Une information sans journalisme ?

Dans sa forme moderne et dominante, le journalisme ne peut oeuvrer à un projet radical de transformation sociale. Son rôle est de maintenir le consensus et l’ordre social. Est-ce dès lors possible de faire du journalisme autrement ? Faudrait-il faire de l’information sans faire du journalisme ? Autant de questions qu’on doit se poser lorsqu’on développe des pratiques d’information dans une perspective d’émancipation. L’information reste un enjeu majeur dans les luttes, et les luttes pour l’information (s’approprier les médias, produire ses propres médias) sont essentielles à mener. Il convient donc de réfléchir à nos manières de faire l’information et à notre critique de ses formes dominantes. Il est possible de s’inspirer de traditions minoritaires et subversives du journalisme indépendant, le journalisme d’infiltration à la Gunter Walraff, le journalisme de lutte de classe des muckrakers aux Etats-Unis, etc. [8] Mais il convient surtout de s’émanciper de l’emprise du journalisme, en inventant des manières originales de produire l’information, en assumant une subjectivité, en évitant les pièges de la spécialisation, en refusant de profiter du pouvoir que l’information confère, en choisissant le camp des opprimé-e-s et en soutenant les luttes. Et il faudra sans doute un jour inventer un nom pour décrire ce qui est bien différent du journalisme.

Zenoone


[1Il s’agit du « Baromètre de confiance dans les media », TNS Sofres pour La Croix.

[2Ce dont rendent compte des slogans tels que « Médias partout, info nulle part ! » ou « Média casse-toi ! »

[3Cet essor a été rendu possible par : l’alphabétisation massive lié à la démocratisation de l’école, de meilleures capacités de diffusion (réseaux ferré et système postal), les techniques d’impression industrielle, ainsi que la baisse des prix de vente des journaux compensé par l’argent de la publicité.

[4Un « fait » peut être défini comme un événement qui mérite notre attention et qui constitue la matière de base du journaliste.

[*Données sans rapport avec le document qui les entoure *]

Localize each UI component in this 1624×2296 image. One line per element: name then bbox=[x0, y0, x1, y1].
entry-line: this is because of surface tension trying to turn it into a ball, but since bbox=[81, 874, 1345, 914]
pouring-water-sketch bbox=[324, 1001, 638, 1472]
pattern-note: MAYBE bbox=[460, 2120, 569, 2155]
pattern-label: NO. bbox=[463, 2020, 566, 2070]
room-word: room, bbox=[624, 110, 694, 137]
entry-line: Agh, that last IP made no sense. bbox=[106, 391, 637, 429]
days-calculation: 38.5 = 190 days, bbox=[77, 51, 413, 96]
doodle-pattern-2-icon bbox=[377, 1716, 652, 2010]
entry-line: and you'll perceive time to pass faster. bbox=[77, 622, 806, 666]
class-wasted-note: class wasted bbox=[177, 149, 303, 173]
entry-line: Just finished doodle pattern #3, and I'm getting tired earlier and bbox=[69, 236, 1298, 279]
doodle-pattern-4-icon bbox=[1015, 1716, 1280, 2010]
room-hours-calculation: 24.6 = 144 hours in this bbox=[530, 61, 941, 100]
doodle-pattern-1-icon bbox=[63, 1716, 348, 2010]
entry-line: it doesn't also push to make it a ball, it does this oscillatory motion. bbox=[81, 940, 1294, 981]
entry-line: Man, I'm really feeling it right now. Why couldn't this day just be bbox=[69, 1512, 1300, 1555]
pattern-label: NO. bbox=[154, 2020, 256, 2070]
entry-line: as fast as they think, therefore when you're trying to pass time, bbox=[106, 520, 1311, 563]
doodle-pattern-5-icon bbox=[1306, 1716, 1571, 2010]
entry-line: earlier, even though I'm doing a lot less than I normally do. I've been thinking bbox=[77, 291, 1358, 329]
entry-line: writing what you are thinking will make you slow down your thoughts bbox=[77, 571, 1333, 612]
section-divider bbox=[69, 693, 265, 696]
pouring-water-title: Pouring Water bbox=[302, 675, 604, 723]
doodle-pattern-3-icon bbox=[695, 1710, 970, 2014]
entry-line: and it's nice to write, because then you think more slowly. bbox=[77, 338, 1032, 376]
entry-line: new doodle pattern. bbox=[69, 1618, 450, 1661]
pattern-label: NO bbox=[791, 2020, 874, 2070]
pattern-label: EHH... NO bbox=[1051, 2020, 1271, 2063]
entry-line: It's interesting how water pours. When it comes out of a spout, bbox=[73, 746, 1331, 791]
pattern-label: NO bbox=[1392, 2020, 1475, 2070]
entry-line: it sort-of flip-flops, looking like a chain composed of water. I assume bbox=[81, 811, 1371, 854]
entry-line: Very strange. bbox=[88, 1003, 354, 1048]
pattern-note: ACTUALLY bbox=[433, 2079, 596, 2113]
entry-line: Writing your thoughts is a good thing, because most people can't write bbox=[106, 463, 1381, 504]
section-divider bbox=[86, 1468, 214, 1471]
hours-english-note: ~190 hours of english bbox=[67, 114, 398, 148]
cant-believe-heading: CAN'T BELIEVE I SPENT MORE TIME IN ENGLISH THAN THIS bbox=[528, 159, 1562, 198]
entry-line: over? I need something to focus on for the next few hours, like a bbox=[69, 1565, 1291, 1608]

[5C. Delporte, Les journalistes en France (1880-1950) Seuil, 1999, p.23

[6Y. Agnès, Manuel du journalisme, La découverte, 2008

[7Il arrive que le journalisme d’investigation dénonce la délocalisation et la fermeture d’usines, et pénètre les coulisses des sweat shop (ces ateliers du monde où les multinationales exploite une main d’oeuvre à bon marché). Mais, dans le domaine de l’économie, l’investigation ne fait que dénoncer le manque de transparence de l’économie de marché et les excès de cynisme de ses acteurs. C’est parce qu’elles mettent en péril un système qui est désirable (l’argent et la réussite sont désirables) qu’il faut combattre de telles dérives. Il ne s’agit nullement pour les journalistes de remettre en question la légitimité de l’économie de marché ni les valeurs et croyances libérales. C’est ce que montre Julien Duval en s’appuyant sur l’exemple du magazine d’information Capital (M6). Critique de la raison journalistique, Raison d’agir 2004.

[8Walraff est un journaliste d’investigation allemand connu pour avoir infiltré des milieu (la presse people, une usine), sous une fausse identité et souvent déguisé (en travailleur turc, en sdf, etc.). Littéralement « fouille-merde », le terme muckraker renvoie à la poignée d’écrivains et de journalistes qui au début du 20e siècle pratiquaient aux Etats-Unis l’enquête sociale et un journalisme de combat contre les puissants.